AS members of the Bere Alston Action Group who are campaigning against planning proposals that are threatening to destroy our village life, I and the undernoted were at the meeting of the parish council whose antics you reported in the October 7 issue.

We had hoped we could have had a reasoned explanation of the council?s actions in their support of the proposals to impose significant extra building in the village, over and above the natural organic growth of some 70 or so dwellings, mostly on redeveloped sites, which have been produced in the last two years.

This arbitrarily imposed target has caused a great deal of local resentment which the council has so far ignored. It became quite clear that no such explanation was going to be made.

This is not the only topic on which local concern has manifested itself, and for which the council has to take the blame. We were truly astonished at the huge turnout of residents that took place and their determination for once to be heard.

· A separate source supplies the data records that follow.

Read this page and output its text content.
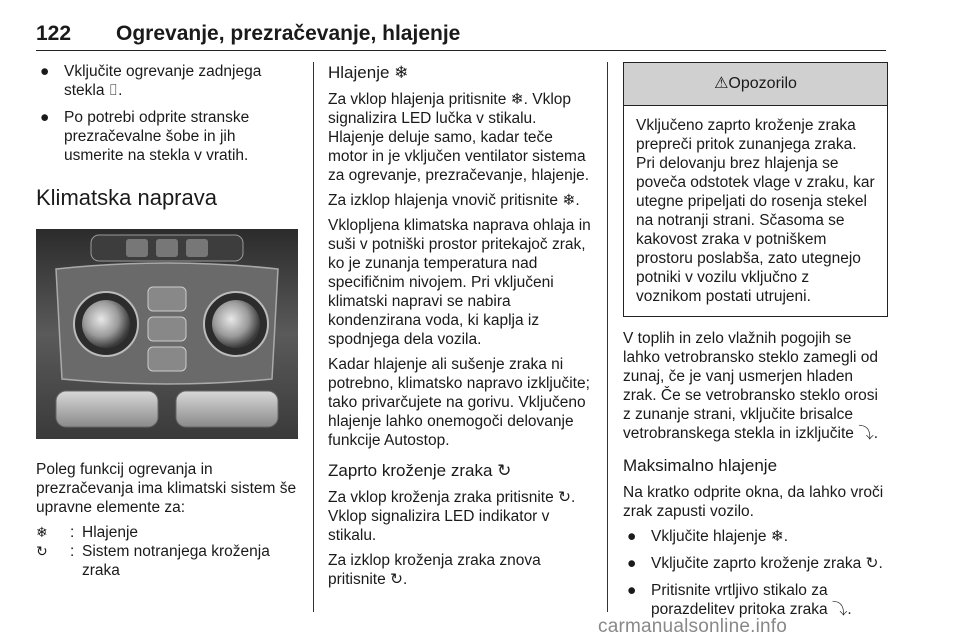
122 Ogrevanje, prezračevanje, hlajenje
● Vključite ogrevanje zadnjega stekla ⌷.
● Po potrebi odprite stranske prezračevalne šobe in jih usmerite na stekla v vratih.
Klimatska naprava

Poleg funkcij ogrevanja in prezračevanja ima klimatski sistem še upravne elemente za:

❄	: Hlajenje
↻	: Sistem notranjega kroženja zraka
Hlajenje ❄

Za vklop hlajenja pritisnite ❄. Vklop signalizira LED lučka v stikalu. Hlajenje deluje samo, kadar teče motor in je vključen ventilator sistema za ogrevanje, prezračevanje, hlajenje.

Za izklop hlajenja vnovič pritisnite ❄.

Vklopljena klimatska naprava ohlaja in suši v potniški prostor pritekajoč zrak, ko je zunanja temperatura nad specifičnim nivojem. Pri vključeni klimatski napravi se nabira kondenzirana voda, ki kaplja iz spodnjega dela vozila.

Kadar hlajenje ali sušenje zraka ni potrebno, klimatsko napravo izključite; tako privarčujete na gorivu. Vključeno hlajenje lahko onemogoči delovanje funkcije Autostop.

Zaprto kroženje zraka ↻

Za vklop kroženja zraka pritisnite ↻. Vklop signalizira LED indikator v stikalu.

Za izklop kroženja zraka znova pritisnite ↻.

⚠Opozorilo
Vključeno zaprto kroženje zraka prepreči pritok zunanjega zraka. Pri delovanju brez hlajenja se poveča odstotek vlage v zraku, kar utegne pripeljati do rosenja stekel na notranji strani. Sčasoma se kakovost zraka v potniškem prostoru poslabša, zato utegnejo potniki v vozilu vključno z voznikom postati utrujeni.

V toplih in zelo vlažnih pogojih se lahko vetrobransko steklo zamegli od zunaj, če je vanj usmerjen hladen zrak. Če se vetrobransko steklo orosi z zunanje strani, vključite brisalce vetrobranskega stekla in izključite ⤵.

Maksimalno hlajenje

Na kratko odprite okna, da lahko vroči zrak zapusti vozilo.

● Vključite hlajenje ❄.
● Vključite zaprto kroženje zraka ↻.
● Pritisnite vrtljivo stikalo za porazdelitev pritoka zraka ⤵.
carmanualsonline.info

The notice sent round advising us of the meeting was not issued by us, but the effect of it was to bring to the surface the festering discontent which so many ordinary people feel at the way decisions are taken and imposed.

Judy Medhurst is quoted as saying that it was not democratic. On the contrary, so much of the way we are governed, though masquerading as being democratic, is really manipulated dictatorship, as your front page story of financial bullying by government shows. This applies widely across the political system as a whole, studiously cultivated by the present government.

It is time for another Magna Carta, or perhaps a Peasants? Revolt, to remind those who presume too much on the inertia of the voters that sooner or later the worm will turn. In Bere Alston the worm has turned, and we will be heard.

Geoffrey M Stowell, Mike Benson, Roger Rowe, John Voaden, Ron Gray, Helen Donnellan, Mike Blackmore.